Pas d'action en justice donc mais des accusations reprises par plusieurs jeunes passées par l'ESA. "Tout au long de l'année dernière, il me proposait constamment d'aller boire des verres avec lui" se rappelle Lisa*. Tout commence après une exposition à laquelle elle et une de ses amies vont assister. Le professeur, non-véhiculé, se rend à l'événement dans la voiture de l'une des étudiantes

S'en suit de nombreuses propositions. "C'était vraiment du harcèlement, mais j'avais peur des conséquences si je le repoussais trop violemment, mes études étaient en jeu. J'étais aussi effrayée de parler, je ne voulais pas qu'on me traite de menteuse, bien que ce genre de comportement de sa part ne soit un secret pour personne" raconte la jeune femme.

- Des bruits de couloir qui durent depuis des années -

"Ces comportements déplacés faisaient l'objet de rumeurs, qui se transmettent d'années en années, comme un avertissement" souligne Marie Hélène Dor. "Toutes les filles savent qu'il ne faut pas rester seule avec ce prof, on s'arrange toujours pour être à deux au moins dans une salle avec lui" détaille Sarah*, toujours scolarisée dans l'école.

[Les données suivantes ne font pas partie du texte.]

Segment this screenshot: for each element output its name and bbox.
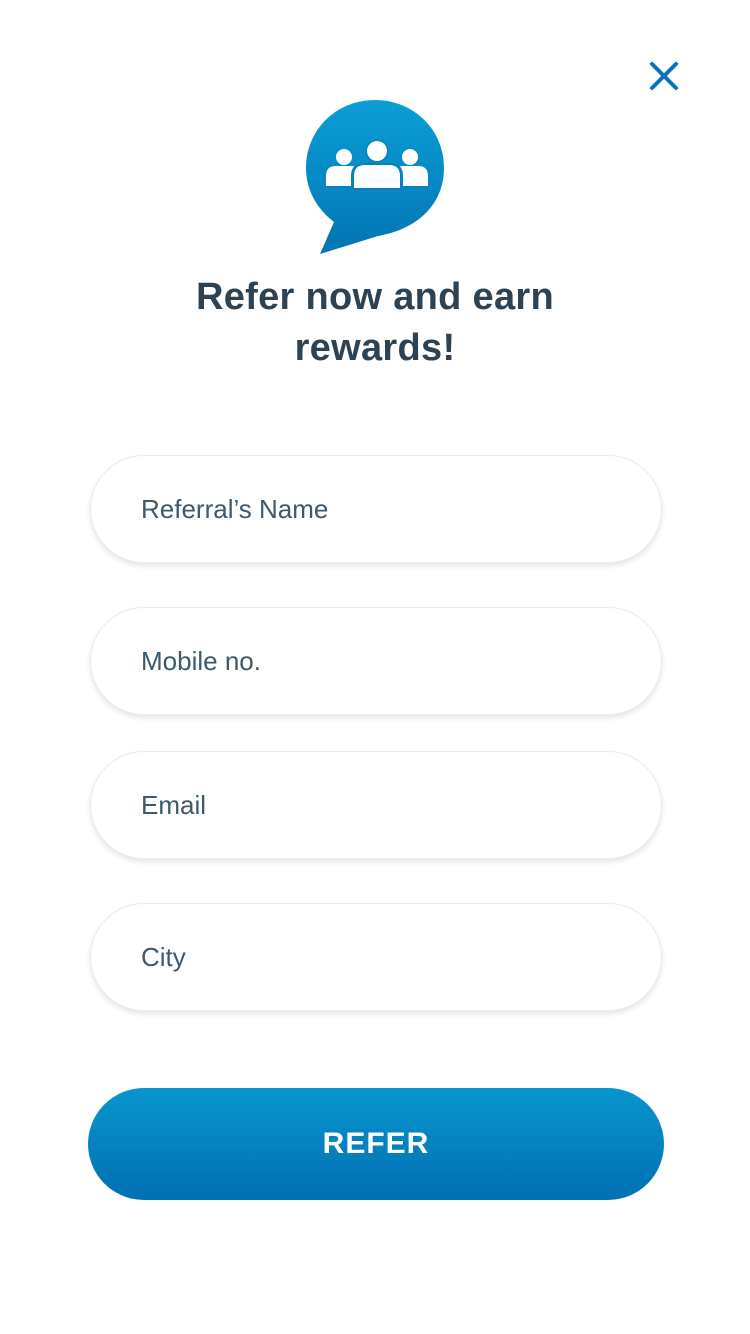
group-chat-bubble-icon: [306, 100, 444, 254]
title-line-2: rewards!: [294, 327, 456, 369]
refer-button[interactable]: REFER: [88, 1088, 664, 1200]
close-icon: [650, 62, 678, 90]
city-field[interactable]: [90, 903, 662, 1011]
email-input[interactable]: [91, 752, 661, 858]
close-button[interactable]: [640, 52, 688, 100]
referral-name-input[interactable]: [91, 456, 661, 562]
mobile-input[interactable]: [91, 608, 661, 714]
email-field[interactable]: [90, 751, 662, 859]
referral-name-field[interactable]: [90, 455, 662, 563]
title-line-1: Refer now and earn: [195, 276, 555, 318]
refer-logo: [300, 96, 450, 258]
city-input[interactable]: [91, 904, 661, 1010]
page-title: Refer now and earn rewards!: [0, 272, 750, 374]
mobile-field[interactable]: [90, 607, 662, 715]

"Jusqu'à l'an dernier, nous avions le choix entre son cours et un autre, alors la plupart des filles avaient décidé de ne pas suivre le sien. Mais depuis cette année, les deux cours sont obligatoires, on est forcées d'assister à ses cours bien qu'on soit nombreuses à avoir signaler notre refus de l'avoir comme professeur" continue-t-elle. Certaines élèves refuseraient donc de lui adresser la parole.

Un autre étudiant décrit une fête où jeunes et enseignants étaient mêlés. Sur "fond d'alcool et de drogue", l'étudiant témoigne avoir vu l'enseignant embrasser une élève sur la joue, une main sur sa cuisse. Un comportement qui a choqué le témoin. "Il y avait déjà des bruits de couloirs, et finalement on se rend compte que les rumeurs sont fondées, on n'est plus seulement sur des blagues salaces de sa part" explique-t-il. "Ca nous arrive de faire la fête avec les professeurs, mais les relations restent toujours professionnelles, contrairement à cet enseignant qui se mêlent aux étudiants très régulièrement" affirme-t-il.

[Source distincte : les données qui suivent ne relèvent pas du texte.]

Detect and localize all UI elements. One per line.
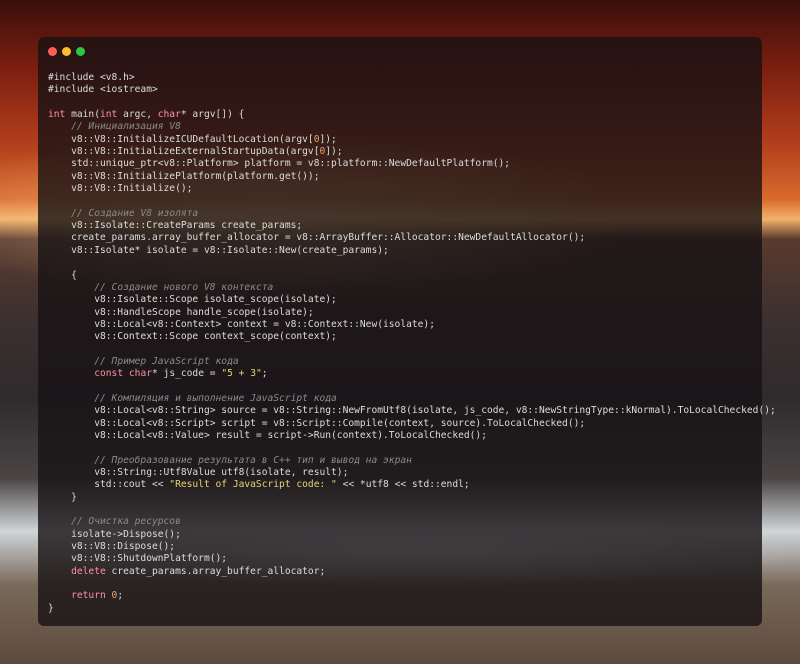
code-line: std::unique_ptr<v8::Platform> platform =… [48,158,511,170]
code-line: v8::Local<v8::Script> script = v8::Scrip… [48,417,586,429]
code-line: // Пример JavaScript кода [94,355,239,367]
code-line: v8::V8::InitializeICUDefaultLocation(arg… [48,133,337,145]
code-line: } [48,491,77,503]
code-line: v8::V8::InitializePlatform(platform.get(… [48,170,320,182]
code-line: ​ [48,442,776,454]
code-line: } [48,602,54,614]
code-line: v8::Context::Scope context_scope(context… [48,331,337,343]
code-line: v8::Isolate::CreateParams create_params; [48,220,303,232]
code-line: // Компиляция и выполнение JavaScript ко… [94,392,337,404]
code-line: v8::Local<v8::Value> result = script->Ru… [48,429,487,441]
code-line: // Создание нового V8 контекста [94,281,274,293]
code-line: ​ [48,344,776,356]
minimize-button[interactable] [62,47,71,56]
code-line: // Преобразование результата в C++ тип и… [94,454,412,466]
code-line: int main(int argc, char* argv[]) { [48,109,245,121]
code-line: const char* js_code = "5 + 3"; [94,368,268,380]
maximize-button[interactable] [76,47,85,56]
code-line: v8::HandleScope handle_scope(isolate); [48,306,314,318]
code-line: #include <iostream> [48,84,158,96]
code-line: return 0; [71,590,124,602]
code-line: v8::Local<v8::String> source = v8::Strin… [48,405,776,417]
code-line: // Создание V8 изолята [71,207,199,219]
code-line: v8::V8::InitializeExternalStartupData(ar… [48,146,343,158]
code-line: ​ [48,381,776,393]
code-line: v8::V8::Dispose(); [48,541,176,553]
code-line: ​ [48,195,776,207]
code-line: v8::String::Utf8Value utf8(isolate, resu… [48,467,349,478]
code-block: #include <v8.h>#include <iostream>​int m… [48,72,776,615]
close-button[interactable] [48,47,57,56]
code-line: v8::Isolate* isolate = v8::Isolate::New(… [48,244,389,256]
code-line: // Очистка ресурсов [71,516,181,528]
code-line: ​ [48,504,776,516]
code-line: std::cout << "Result of JavaScript code:… [48,479,470,491]
code-line: ​ [48,97,776,109]
code-line: // Инициализация V8 [71,121,181,133]
code-line: v8::Isolate::Scope isolate_scope(isolate… [48,294,337,306]
code-line: delete create_params.array_buffer_alloca… [71,565,326,577]
code-line: v8::V8::Initialize(); [48,183,193,195]
code-line: create_params.array_buffer_allocator = v… [48,232,586,244]
code-line: isolate->Dispose(); [48,528,181,540]
window-controls [48,47,85,56]
code-line: #include <v8.h> [48,72,135,83]
code-window: #include <v8.h>#include <iostream>​int m… [38,37,776,626]
code-line: v8::V8::ShutdownPlatform(); [48,553,228,565]
code-line: ​ [48,257,776,269]
code-line: ​ [48,578,776,590]
code-line: v8::Local<v8::Context> context = v8::Con… [48,318,435,330]
code-line: { [48,269,77,281]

"J’ai entendu de nombreuses rumeurs assez gênantes le concernant. Pour être honnête, je ne savais pas qui croire dans l’histoire, mais j’ai très vite pris partie après le témoignage de plusieurs victimes contre cet homme, dont deux ont été renvoyées de leur poste à l’école. Me savoir dans sa classe me procure un sentiment de terreur au point d’en trembler et de ne pas oser le regarder dans les yeux lorsqu’il s’adresse à nous" témoigne par ailleurs une autre étudiante actuelle.

"Personnellement, on m'avait déjà conseillée de faire attention à ce professeur avant même que je ne le rencontre. Lors d'une soirée étudiante, il m'a lourdement draguée, me disant qu'on pourrait s'eclipser dans sa voiture si je le souhaitais, c'était extrêmement gênant" confie une autre ancienne élève.

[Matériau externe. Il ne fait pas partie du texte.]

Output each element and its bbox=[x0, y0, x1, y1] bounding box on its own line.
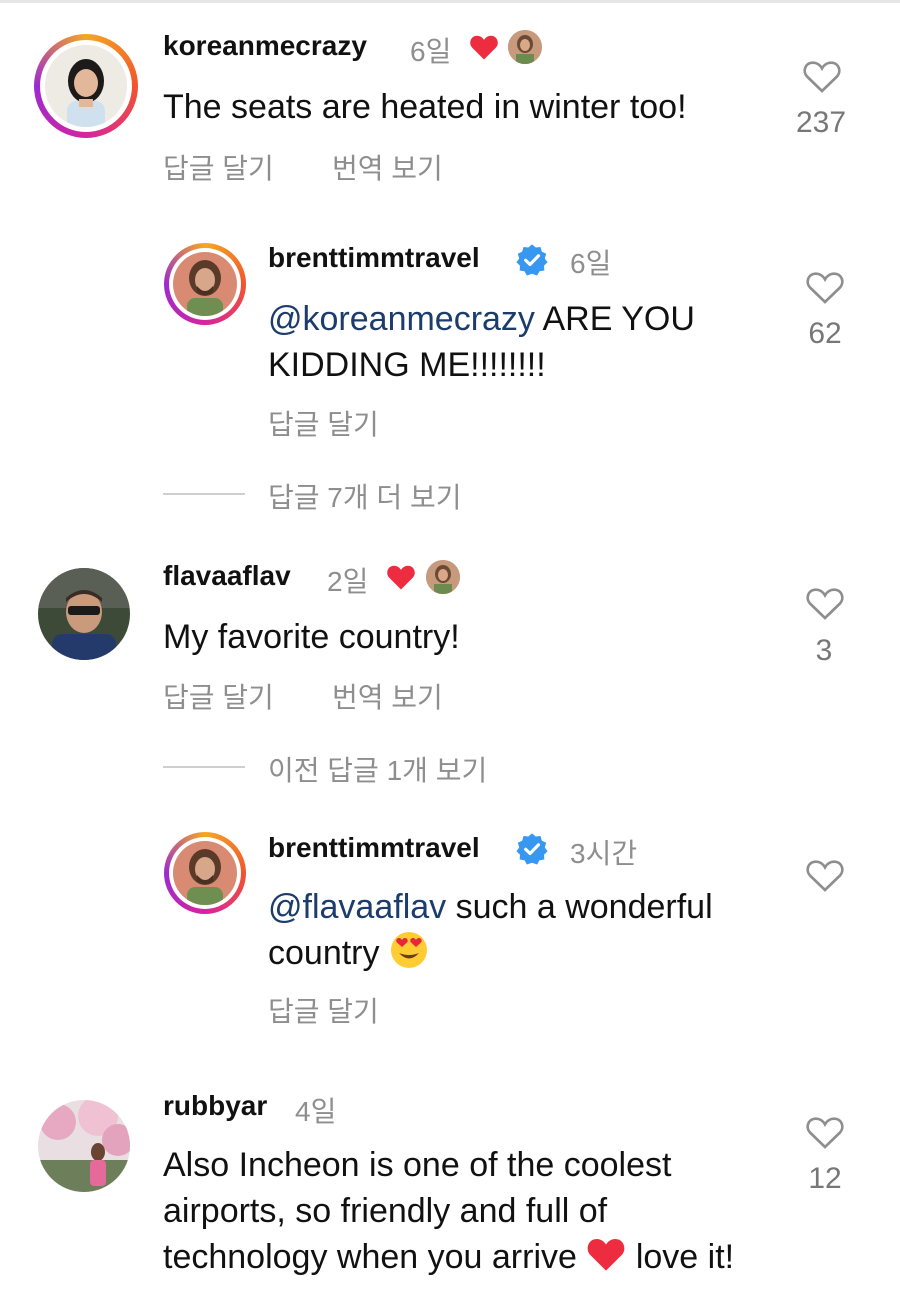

- Plusieurs alertes à la direction -

Si une lettre anonyme a été envoyée l'an dernier à l'initiative de plusieurs étudiants, ce ne serait pas la première fois que la direction a été alertée de la situation. "Un courrier a été envoyé par une ancienne Erasmus qui a été victime de cet enseignant, on a été plusieurs à faire remonter la problématique, sans jamais avoir de réponse" assure Cléa*, désormais diplômée et qui avait participé à l'envoi de la lettre anonyme.

"J'étais amie avec l'une des victimes, à la suite de ça, trois autres filles se sont rapprochées de moi pour m'expliquer qu'elles aussi étaient harcelées par le professeur" explique-t-elle par ailleurs.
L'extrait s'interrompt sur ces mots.